The mouth of the Columbia River is located about 10 miles west of Astoria, Oregon. It is where the Columbia River meets the ocean, forming a wide estuary that stretches for several miles along the coast. The river’s mouth is one of the most hazardous stretches of water to navigate in the world due to the shifting sandbar that makes up the Columbia Bar. The mouth of the Columbia is unusual for a big river because it has no delta. The Columbia River does not have a delta because it changes direction near Portland, Oregon, and heads north instead of westward toward the Pacific Ocean. Additionally, powerful waves and currents in the ocean prevent the sediment from forming a delta. This also makes that area quite treacherous for ships going in and out.
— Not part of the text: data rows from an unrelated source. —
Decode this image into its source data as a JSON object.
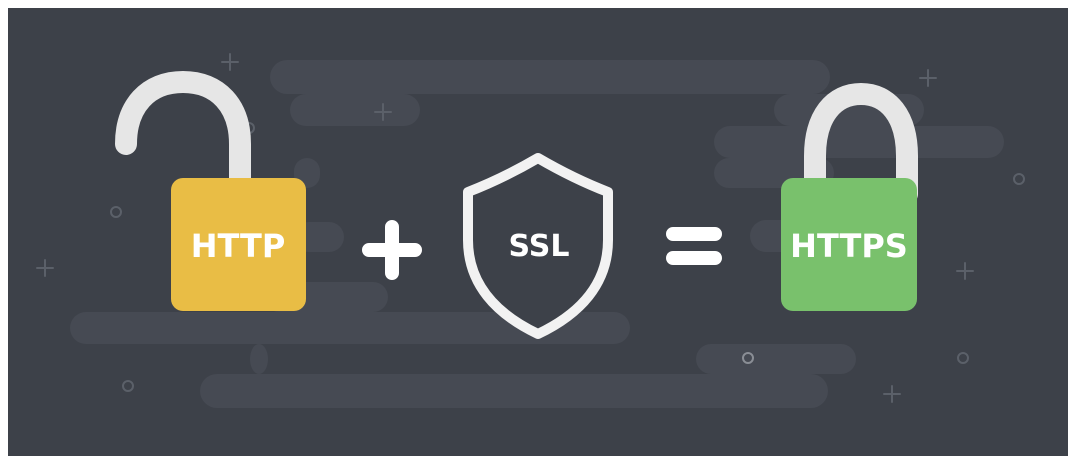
{
  "illustration": {
    "left_lock": {
      "label": "HTTP",
      "color": "#e9bd45",
      "state": "unlocked"
    },
    "shield": {
      "label": "SSL",
      "stroke_color": "#f2f2f2"
    },
    "right_lock": {
      "label": "HTTPS",
      "color": "#79c16c",
      "state": "locked"
    },
    "operators": {
      "plus": "plus-icon",
      "equals": "equals-icon"
    },
    "colors": {
      "background": "#3d4149",
      "streaks": "#464a53",
      "decor": "#5b6069",
      "shackle": "#e6e6e6"
    }
  }
}
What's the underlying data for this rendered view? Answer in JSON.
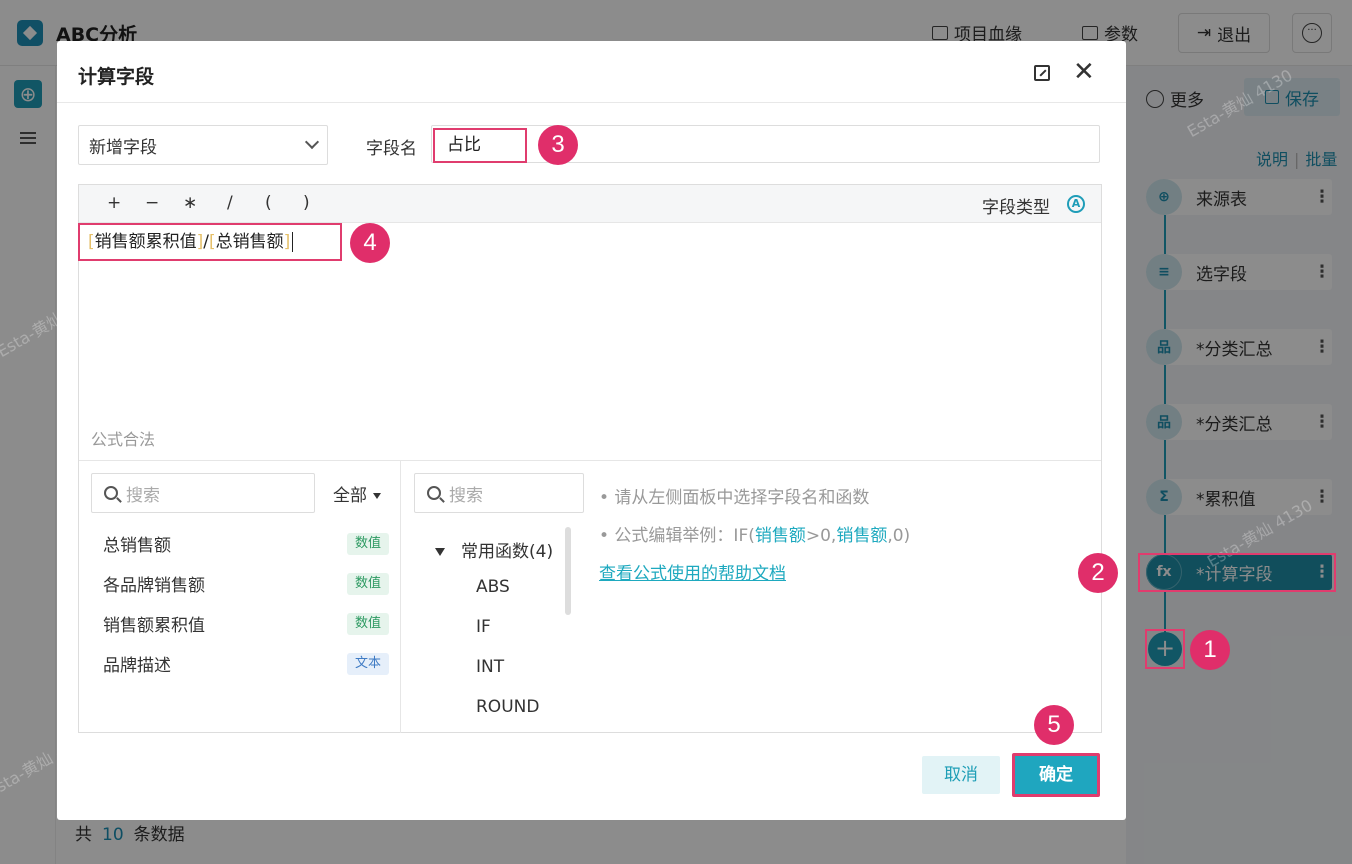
{
  "app": {
    "title": "ABC分析",
    "lineage_label": "项目血缘",
    "params_label": "参数",
    "exit_label": "退出"
  },
  "right_panel": {
    "more_label": "更多",
    "save_label": "保存",
    "explain_label": "说明",
    "batch_label": "批量",
    "steps": [
      {
        "label": "来源表",
        "icon": "source-icon"
      },
      {
        "label": "选字段",
        "icon": "select-fields-icon"
      },
      {
        "label": "*分类汇总",
        "icon": "group-summary-icon"
      },
      {
        "label": "*分类汇总",
        "icon": "group-summary-icon"
      },
      {
        "label": "*累积值",
        "icon": "cumulative-icon"
      },
      {
        "label": "*计算字段",
        "icon": "formula-icon"
      }
    ],
    "add_step": "+"
  },
  "footer": {
    "prefix": "共",
    "count": "10",
    "suffix": "条数据"
  },
  "dialog": {
    "title": "计算字段",
    "mode_select": "新增字段",
    "field_name_label": "字段名",
    "field_name_value": "占比",
    "operators": [
      "+",
      "−",
      "∗",
      "/",
      "(",
      ")"
    ],
    "field_type_label": "字段类型",
    "formula": {
      "field1": "销售额累积值",
      "operator": "/",
      "field2": "总销售额"
    },
    "validation": "公式合法",
    "field_search_placeholder": "搜索",
    "field_filter": "全部",
    "fields": [
      {
        "name": "总销售额",
        "type": "数值"
      },
      {
        "name": "各品牌销售额",
        "type": "数值"
      },
      {
        "name": "销售额累积值",
        "type": "数值"
      },
      {
        "name": "品牌描述",
        "type": "文本"
      }
    ],
    "fn_search_placeholder": "搜索",
    "fn_group": "常用函数(4)",
    "functions": [
      "ABS",
      "IF",
      "INT",
      "ROUND"
    ],
    "hint1": "• 请从左侧面板中选择字段名和函数",
    "hint2_prefix": "• 公式编辑举例：IF(",
    "hint2_field": "销售额",
    "hint2_mid": ">0,",
    "hint2_field2": "销售额",
    "hint2_suffix": ",0)",
    "help_link": "查看公式使用的帮助文档",
    "cancel_label": "取消",
    "ok_label": "确定"
  },
  "markers": [
    "1",
    "2",
    "3",
    "4",
    "5"
  ],
  "watermark": "Esta-黄灿 4130",
  "colors": {
    "accent": "#1fa6bf",
    "highlight": "#e03c6e",
    "marker": "#e02e6a"
  }
}
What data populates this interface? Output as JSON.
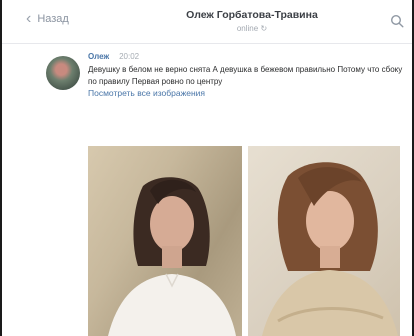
{
  "header": {
    "back_label": "Назад",
    "title": "Олеж Горбатова-Травина",
    "subtitle": "online"
  },
  "message": {
    "author": "Олеж",
    "time": "20:02",
    "text": "Девушку в белом не верно снята А девушка в бежевом правильно Потому что сбоку по правилу Первая ровно по центру",
    "link": "Посмотреть все изображения"
  },
  "icons": {
    "back": "chevron-left-icon",
    "search": "search-icon",
    "sync": "sync-icon"
  },
  "colors": {
    "link": "#4a76a8",
    "muted": "#8a93a0"
  }
}
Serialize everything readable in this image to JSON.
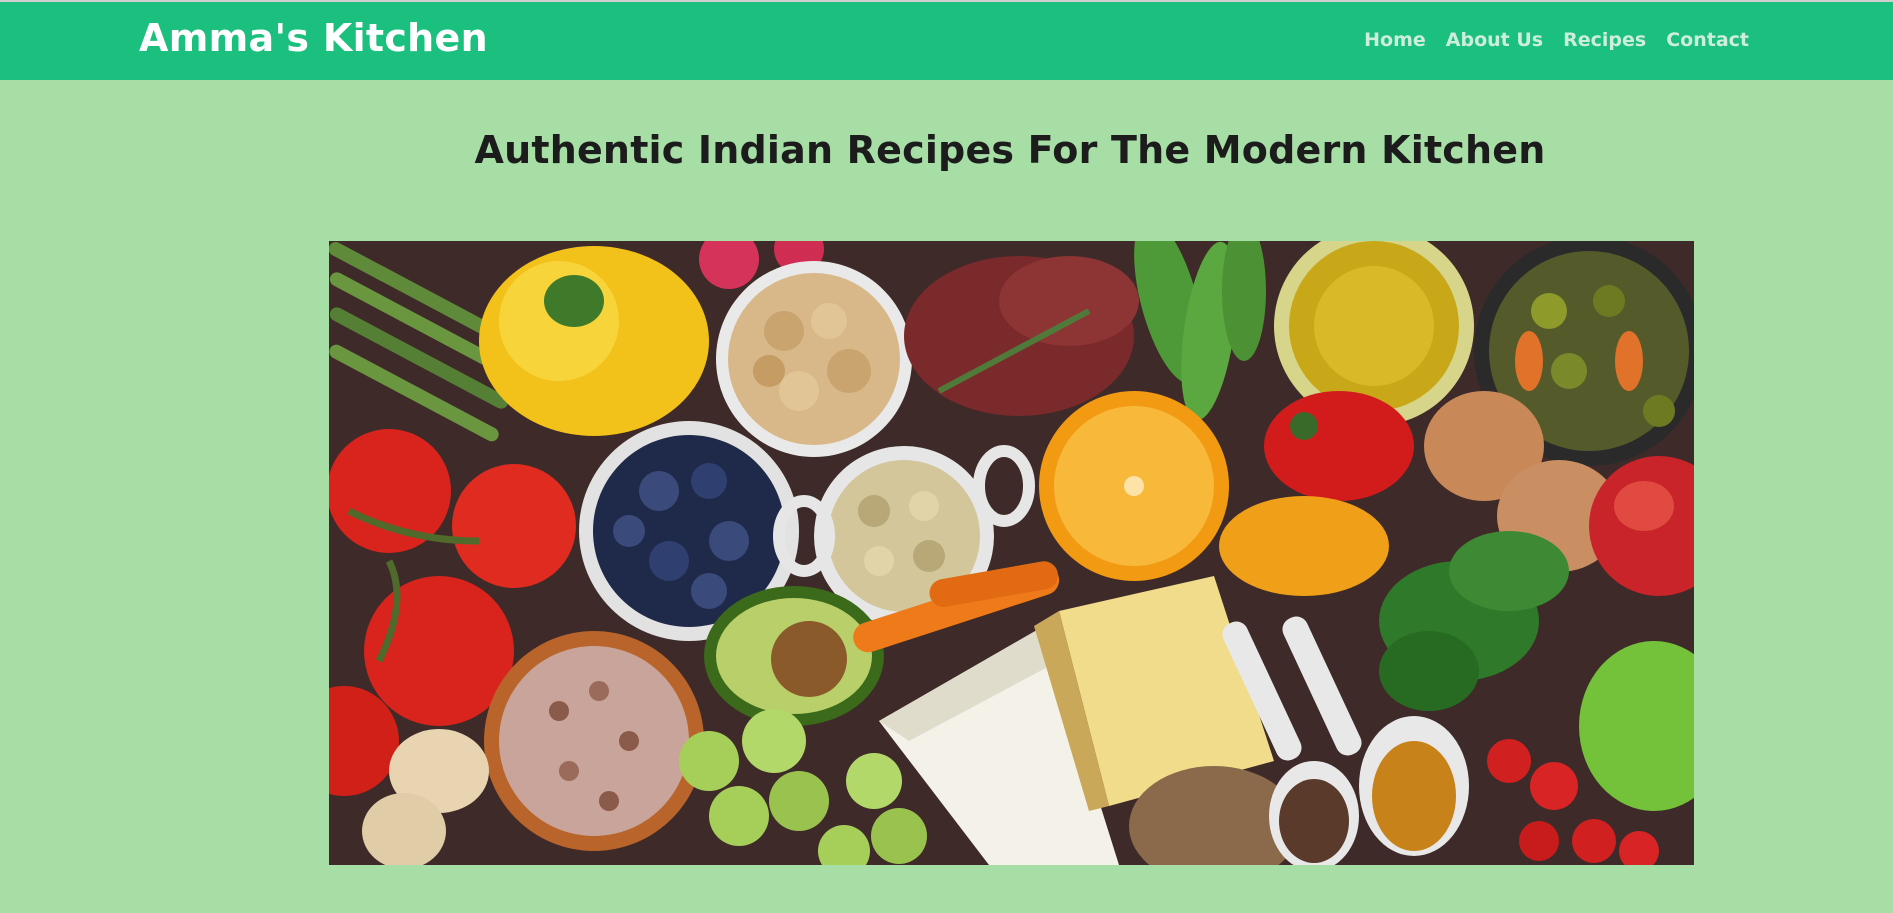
{
  "navbar": {
    "brand": "Amma's Kitchen",
    "links": [
      {
        "label": "Home"
      },
      {
        "label": "About Us"
      },
      {
        "label": "Recipes"
      },
      {
        "label": "Contact"
      }
    ]
  },
  "main": {
    "headline": "Authentic Indian Recipes For The Modern Kitchen",
    "hero_image_description": "hero-image"
  },
  "colors": {
    "navbar": "#1bbf7e",
    "background": "#a6dea6",
    "brand_text": "#ffffff",
    "nav_text": "#cdeedc",
    "headline_text": "#1c1c1c"
  }
}
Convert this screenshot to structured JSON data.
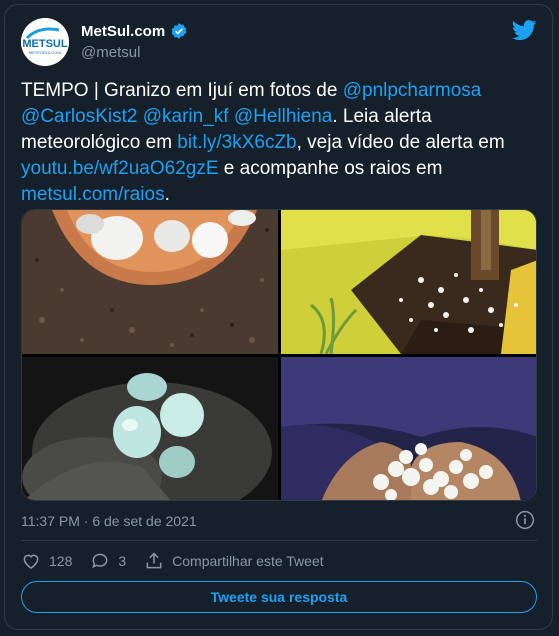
{
  "account": {
    "display_name": "MetSul.com",
    "handle": "@metsul",
    "avatar_text": "METSUL",
    "avatar_subtext": "METEOROLOGIA"
  },
  "tweet": {
    "text_1": "TEMPO | Granizo em Ijuí em fotos de ",
    "mention_1": "@pnlpcharmosa",
    "mention_2": "@CarlosKist2",
    "mention_3": "@karin_kf",
    "mention_4": "@Hellhiena",
    "text_2": ". Leia alerta meteorológico em ",
    "link_1": "bit.ly/3kX6cZb",
    "text_3": ", veja vídeo de alerta em ",
    "link_2": "youtu.be/wf2uaO62gzE",
    "text_4": " e acompanhe os raios em ",
    "link_3": "metsul.com/raios",
    "text_5": "."
  },
  "timestamp": "11:37 PM · 6 de set de 2021",
  "actions": {
    "likes": "128",
    "replies": "3",
    "share_label": "Compartilhar este Tweet"
  },
  "reply_button_label": "Tweete sua resposta",
  "colors": {
    "background": "#15202b",
    "accent": "#1da1f2",
    "secondary_text": "#8899a6",
    "border": "#2f3b47"
  }
}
Since 1800 the coastal stretch from Tillamook Bay into Vancouver Island, which includes the mouth of the Columbia River and the entrance to the Strait of Juan de Fuca, has claimed over 2,000 vessels and possibly as many as 1,000 lives. The interplay of river flow and offshore currents produced a constantly shifting sandbar at the mouth of the Columbia River, posing a significant navigational hazard. In addition, fog and violent North Pacific weather systems, as well as sheer misfortune often led to ships foundering, burning, or being wrecked against the shore. During the California Gold Rush, when sailing ships and steamers transported lumber to California, mariners began referring to the area as the Graveyard of the Pacific. Light houses, lightships, buoys, as well as audible and electronic beacons assisted mariners in locating the Columbia’s entrance, while navigational improvements such as jetties and a dredged channel reduced major disasters after the 1920s. Unfortunately, the sea continues to claim lives annually.
The mouth of the Columbia and the near-shore areas to the north and south are littered with shipwrecks. That area alone has more than 330 known shipwrecks. Some, like the Peter Iredale, which ran aground on the Oregon shore south of the river in 1906, are visible to this day. The skeleton of the Peter Iredale still stands like a decrepit old house, except that this one doesn’t seem to be crumbling. It has, of course, but for a shipwreck that is almost 120 years old, it has really deteriorated quite slowly. I suppose that is a tribute to how well ships are built. Nevertheless, even an expertly built ship is not always a match for the Columbia Bar.